27 575
Café-brand in Volendam

nr. 19
BRIEF VAN DE MINISTER VAN VOLKSGEZONDHEID, WELZIJN EN SPORT

Aan de Voorzitter van de Tweede Kamer der Staten-Generaal

Den Haag, 4 februari 2005

Hierbij zend ik u het rapport «Gezondheidsproblemen en zorggebruik in Volendam, voor en na de Nieuwjaarsbrand»1. Het betreft een tussenrapportage over een door het ministerie geëntameerd onderzoek naar de gevolgen van de brand voor de gezondheid van de getroffen Volendammers, zoals door het NIVEL wordt uitgevoerd.

Het algemene beeld vier jaren na de ramp is dat het met de jongeren die bij de brand aanwezig waren een heel stuk beter gaat. Dit beeld geldt voor de hele groep, met en zonder brandwonden. Hierbij mag niet vergeten worden dat tientallen jongeren ernstige handicaps hebben voor de rest van hun leven. De conclusies die voor de gehele groep getrokken zijn gelden niet automatisch voor ieder individu.

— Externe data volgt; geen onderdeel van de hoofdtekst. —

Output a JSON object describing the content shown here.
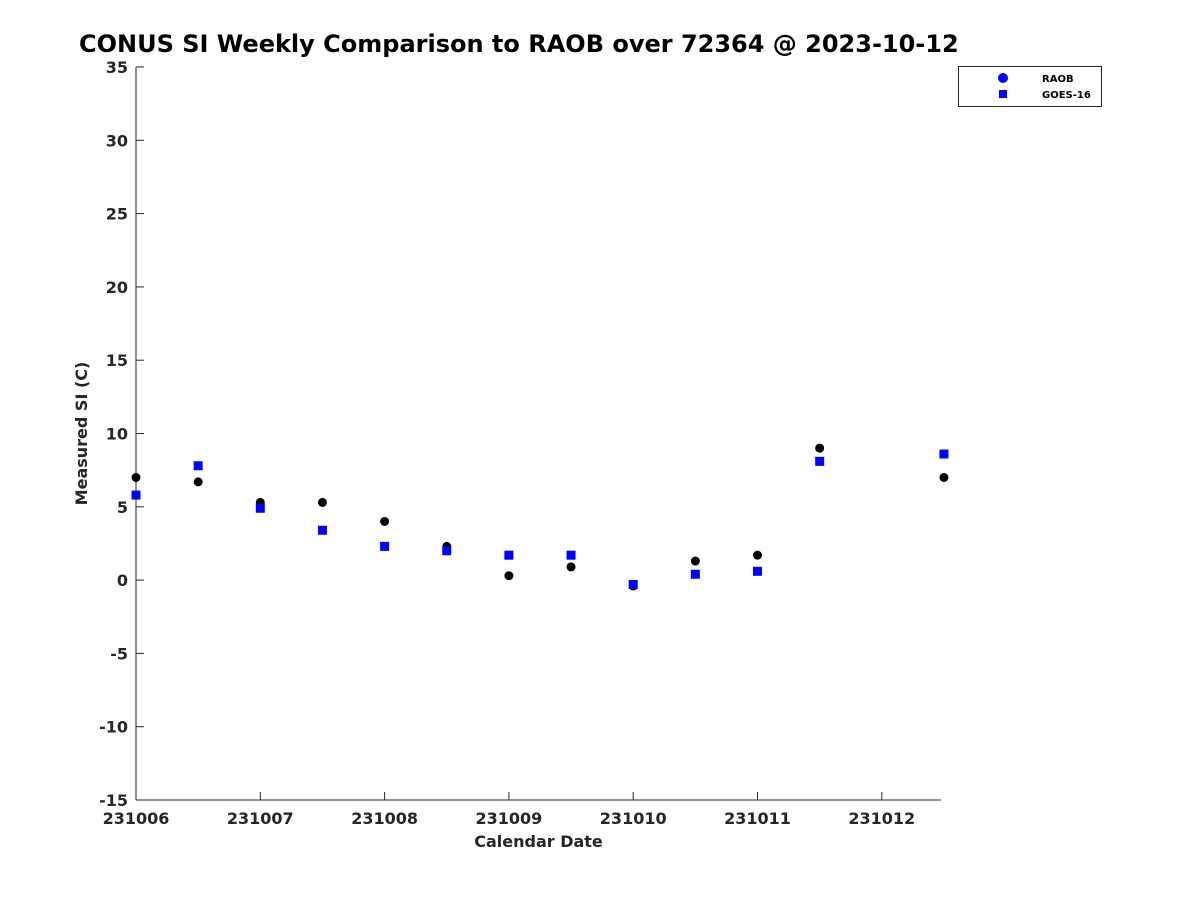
{
  "chart_data": {
    "type": "scatter",
    "title": "CONUS SI Weekly Comparison to RAOB over 72364 @ 2023-10-12",
    "xlabel": "Calendar Date",
    "ylabel": "Measured SI (C)",
    "ylim": [
      -15,
      35
    ],
    "yticks": [
      35,
      30,
      25,
      20,
      15,
      10,
      5,
      0,
      -5,
      -10,
      -15
    ],
    "xticks": [
      "231006",
      "231007",
      "231008",
      "231009",
      "231010",
      "231011",
      "231012"
    ],
    "x_categories": [
      "231006",
      "231006.5",
      "231007",
      "231007.5",
      "231008",
      "231008.5",
      "231009",
      "231009.5",
      "231010",
      "231010.5",
      "231011",
      "231011.5",
      "231012.5"
    ],
    "grid": false,
    "legend_position": "top-right",
    "series": [
      {
        "name": "RAOB",
        "marker": "circle",
        "color": "#000000",
        "legend_color": "#0000ff",
        "x": [
          "231006",
          "231006.5",
          "231007",
          "231007.5",
          "231008",
          "231008.5",
          "231009",
          "231009.5",
          "231010",
          "231010.5",
          "231011",
          "231011.5",
          "231012.5"
        ],
        "values": [
          7.0,
          6.7,
          5.3,
          5.3,
          4.0,
          2.3,
          0.3,
          0.9,
          -0.4,
          1.3,
          1.7,
          9.0,
          7.0
        ]
      },
      {
        "name": "GOES-16",
        "marker": "square",
        "color": "#0000ff",
        "legend_color": "#0000ff",
        "x": [
          "231006",
          "231006.5",
          "231007",
          "231007.5",
          "231008",
          "231008.5",
          "231009",
          "231009.5",
          "231010",
          "231010.5",
          "231011",
          "231011.5",
          "231012.5"
        ],
        "values": [
          5.8,
          7.8,
          4.9,
          3.4,
          2.3,
          2.0,
          1.7,
          1.7,
          -0.3,
          0.4,
          0.6,
          8.1,
          8.6
        ]
      }
    ]
  }
}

Dit langjarige onderzoek, onder met name de bij de brand aanwezige jongeren en hun gezinsleden, vloeit voort uit het beleid van het ministerie om in de nazorg van een ramp een combinatie na te streven van een informatie- en adviescentrum voor alle vragen en problemen, een gecoördineerde psychosociale zorg en wetenschappelijk onderzoek.

In Volendam is daarbij gekozen voor onderzoek dat gebruik maakt van bestaande registratiesystemen, in dit geval bij huisartspraktijken en apotheken. Dit type onderzoek is niet belastend voor de getroffen bevolking en biedt goede informatie over de resultaten van het ingezette beleid.

De Minister van Volksgezondheid, Welzijn en Sport,

J. F. Hoogervorst


XNoot
1

Ter inzage gelegd bij het Centraal Informatiepunt Tweede Kamer.